Case in point. If we didn’t stop for a beer in a dilapidated bar on John’s Island we would not have heard the bartender’s frightening story about how she and her family failed to evacuate in time and had to ride out Hurricane Hugo. I would not have seen the terror in her eyes nor heard the fear in her voice, still there despite the fact that Hugo hit in 1989. Nor would we have heard from another bartender in a bar on Saint Helena about how the local shrimpers, themselves struggling to make a living, passed around the hat one night and sent a donation to the victims of Katrina.
If we weren’t at a bar on Folly Beach one evening I could not have listened to the transplanted retiree who had been walking his dog tell me how he was having a hard time selling his home in New York and then his complaints about the taxes and leash laws on Folly Island.

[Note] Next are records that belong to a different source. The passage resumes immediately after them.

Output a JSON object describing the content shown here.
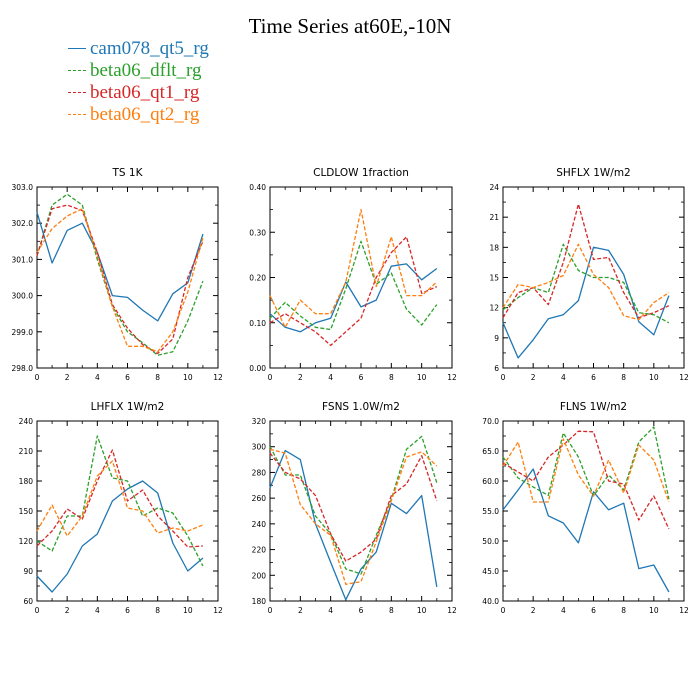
{
  "title": "Time Series at60E,-10N",
  "legend": [
    {
      "name": "cam078_qt5_rg",
      "color": "#1f77b4",
      "dash": false
    },
    {
      "name": "beta06_dflt_rg",
      "color": "#2ca02c",
      "dash": true
    },
    {
      "name": "beta06_qt1_rg",
      "color": "#d62728",
      "dash": true
    },
    {
      "name": "beta06_qt2_rg",
      "color": "#ff7f0e",
      "dash": true
    }
  ],
  "chart_data": [
    {
      "type": "line",
      "title": "TS   1K",
      "x": [
        0,
        1,
        2,
        3,
        4,
        5,
        6,
        7,
        8,
        9,
        10,
        11
      ],
      "xlim": [
        0,
        12
      ],
      "xticks": [
        "0",
        "2",
        "4",
        "6",
        "8",
        "10",
        "12"
      ],
      "ylim": [
        298,
        303
      ],
      "yticks": [
        "298.0",
        "299.0",
        "300.0",
        "301.0",
        "302.0",
        "303.0"
      ],
      "series": [
        {
          "name": "cam078_qt5_rg",
          "values": [
            302.3,
            300.9,
            301.8,
            302.0,
            301.2,
            300.0,
            299.95,
            299.6,
            299.3,
            300.05,
            300.35,
            301.7
          ]
        },
        {
          "name": "beta06_dflt_rg",
          "values": [
            301.1,
            302.5,
            302.8,
            302.5,
            301.0,
            299.7,
            299.0,
            298.7,
            298.35,
            298.45,
            299.3,
            300.4
          ]
        },
        {
          "name": "beta06_qt1_rg",
          "values": [
            301.1,
            302.4,
            302.5,
            302.35,
            301.2,
            299.75,
            299.1,
            298.65,
            298.4,
            298.8,
            300.5,
            301.5
          ]
        },
        {
          "name": "beta06_qt2_rg",
          "values": [
            301.2,
            301.85,
            302.2,
            302.4,
            301.1,
            299.7,
            298.6,
            298.6,
            298.45,
            299.0,
            300.1,
            301.6
          ]
        }
      ]
    },
    {
      "type": "line",
      "title": "CLDLOW   1fraction",
      "x": [
        0,
        1,
        2,
        3,
        4,
        5,
        6,
        7,
        8,
        9,
        10,
        11
      ],
      "xlim": [
        0,
        12
      ],
      "xticks": [
        "0",
        "2",
        "4",
        "6",
        "8",
        "10",
        "12"
      ],
      "ylim": [
        0,
        0.4
      ],
      "yticks": [
        "0.00",
        "0.10",
        "0.20",
        "0.30",
        "0.40"
      ],
      "series": [
        {
          "name": "cam078_qt5_rg",
          "values": [
            0.12,
            0.09,
            0.08,
            0.1,
            0.11,
            0.19,
            0.135,
            0.15,
            0.225,
            0.23,
            0.195,
            0.22
          ]
        },
        {
          "name": "beta06_dflt_rg",
          "values": [
            0.11,
            0.145,
            0.115,
            0.09,
            0.085,
            0.175,
            0.28,
            0.185,
            0.21,
            0.13,
            0.095,
            0.14
          ]
        },
        {
          "name": "beta06_qt1_rg",
          "values": [
            0.1,
            0.12,
            0.1,
            0.08,
            0.05,
            0.08,
            0.11,
            0.2,
            0.255,
            0.29,
            0.165,
            0.18
          ]
        },
        {
          "name": "beta06_qt2_rg",
          "values": [
            0.16,
            0.09,
            0.15,
            0.12,
            0.12,
            0.19,
            0.35,
            0.18,
            0.29,
            0.16,
            0.16,
            0.19
          ]
        }
      ]
    },
    {
      "type": "line",
      "title": "SHFLX   1W/m2",
      "x": [
        0,
        1,
        2,
        3,
        4,
        5,
        6,
        7,
        8,
        9,
        10,
        11
      ],
      "xlim": [
        0,
        12
      ],
      "xticks": [
        "0",
        "2",
        "4",
        "6",
        "8",
        "10",
        "12"
      ],
      "ylim": [
        6,
        24
      ],
      "yticks": [
        "6",
        "9",
        "12",
        "15",
        "18",
        "21",
        "24"
      ],
      "series": [
        {
          "name": "cam078_qt5_rg",
          "values": [
            10.5,
            7.0,
            8.8,
            10.9,
            11.3,
            12.7,
            18.0,
            17.7,
            15.3,
            10.6,
            9.3,
            13.2
          ]
        },
        {
          "name": "beta06_dflt_rg",
          "values": [
            11.8,
            13.0,
            14.0,
            13.5,
            18.3,
            15.7,
            15.0,
            15.0,
            14.5,
            11.5,
            11.3,
            10.5
          ]
        },
        {
          "name": "beta06_qt1_rg",
          "values": [
            11.0,
            13.5,
            14.0,
            12.3,
            16.5,
            22.3,
            16.8,
            17.0,
            13.5,
            11.0,
            11.5,
            12.2
          ]
        },
        {
          "name": "beta06_qt2_rg",
          "values": [
            12.0,
            14.3,
            14.0,
            14.5,
            15.2,
            18.3,
            15.3,
            14.0,
            11.2,
            10.8,
            12.5,
            13.5
          ]
        }
      ]
    },
    {
      "type": "line",
      "title": "LHFLX   1W/m2",
      "x": [
        0,
        1,
        2,
        3,
        4,
        5,
        6,
        7,
        8,
        9,
        10,
        11
      ],
      "xlim": [
        0,
        12
      ],
      "xticks": [
        "0",
        "2",
        "4",
        "6",
        "8",
        "10",
        "12"
      ],
      "ylim": [
        60,
        240
      ],
      "yticks": [
        "60",
        "90",
        "120",
        "150",
        "180",
        "210",
        "240"
      ],
      "series": [
        {
          "name": "cam078_qt5_rg",
          "values": [
            85,
            69,
            87,
            115,
            127,
            160,
            172,
            180,
            168,
            118,
            90,
            103
          ]
        },
        {
          "name": "beta06_dflt_rg",
          "values": [
            120,
            110,
            145,
            145,
            225,
            183,
            180,
            145,
            153,
            148,
            125,
            95
          ]
        },
        {
          "name": "beta06_qt1_rg",
          "values": [
            115,
            130,
            152,
            142,
            180,
            211,
            160,
            171,
            145,
            130,
            114,
            115
          ]
        },
        {
          "name": "beta06_qt2_rg",
          "values": [
            130,
            156,
            125,
            145,
            185,
            200,
            153,
            150,
            128,
            133,
            130,
            136
          ]
        }
      ]
    },
    {
      "type": "line",
      "title": "FSNS   1.0W/m2",
      "x": [
        0,
        1,
        2,
        3,
        4,
        5,
        6,
        7,
        8,
        9,
        10,
        11
      ],
      "xlim": [
        0,
        12
      ],
      "xticks": [
        "0",
        "2",
        "4",
        "6",
        "8",
        "10",
        "12"
      ],
      "ylim": [
        180,
        320
      ],
      "yticks": [
        "180",
        "200",
        "220",
        "240",
        "260",
        "280",
        "300",
        "320"
      ],
      "series": [
        {
          "name": "cam078_qt5_rg",
          "values": [
            268,
            297,
            290,
            240,
            210,
            181,
            205,
            218,
            256,
            248,
            262,
            191
          ]
        },
        {
          "name": "beta06_dflt_rg",
          "values": [
            300,
            278,
            278,
            246,
            232,
            205,
            201,
            231,
            259,
            298,
            308,
            272
          ]
        },
        {
          "name": "beta06_qt1_rg",
          "values": [
            295,
            280,
            275,
            262,
            232,
            211,
            218,
            228,
            262,
            271,
            293,
            258
          ]
        },
        {
          "name": "beta06_qt2_rg",
          "values": [
            298,
            295,
            255,
            240,
            231,
            193,
            195,
            226,
            258,
            292,
            296,
            285
          ]
        }
      ]
    },
    {
      "type": "line",
      "title": "FLNS   1W/m2",
      "x": [
        0,
        1,
        2,
        3,
        4,
        5,
        6,
        7,
        8,
        9,
        10,
        11
      ],
      "xlim": [
        0,
        12
      ],
      "xticks": [
        "0",
        "2",
        "4",
        "6",
        "8",
        "10",
        "12"
      ],
      "ylim": [
        40,
        70
      ],
      "yticks": [
        "40.0",
        "45.0",
        "50.0",
        "55.0",
        "60.0",
        "65.0",
        "70.0"
      ],
      "series": [
        {
          "name": "cam078_qt5_rg",
          "values": [
            55.2,
            58.5,
            62.0,
            54.2,
            53.0,
            49.7,
            58.2,
            55.2,
            56.3,
            45.4,
            46.0,
            41.5
          ]
        },
        {
          "name": "beta06_dflt_rg",
          "values": [
            64.0,
            60.5,
            59.0,
            57.6,
            68.0,
            64.0,
            57.5,
            61.0,
            58.5,
            66.5,
            69.0,
            57.0
          ]
        },
        {
          "name": "beta06_qt1_rg",
          "values": [
            63.0,
            61.5,
            60.0,
            64.0,
            66.0,
            68.3,
            68.2,
            60.0,
            59.5,
            53.5,
            57.5,
            52.0
          ]
        },
        {
          "name": "beta06_qt2_rg",
          "values": [
            62.5,
            66.5,
            56.5,
            56.5,
            67.0,
            61.0,
            57.5,
            63.5,
            58.0,
            66.0,
            63.5,
            56.5
          ]
        }
      ]
    }
  ]
}
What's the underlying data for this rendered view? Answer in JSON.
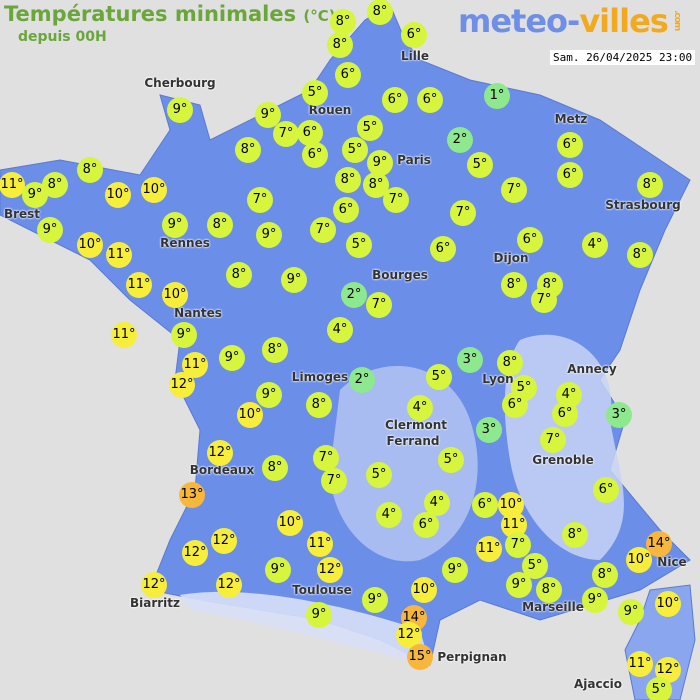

If we weren’t at a dive bar one afternoon I wouldn’t have watched two local women chain smoke while playing the video poker machine nor would have I heard their loud argument about which bar in town served the best burgers.
And finally, if we didn’t go to a touristy pub on Sullivan’s Island I wouldn’t have gotten a bit of wisdom from the laid-back bartender: “Us folks here in the South start the morning off slow,” he said. “And then we taper off the rest of the day.”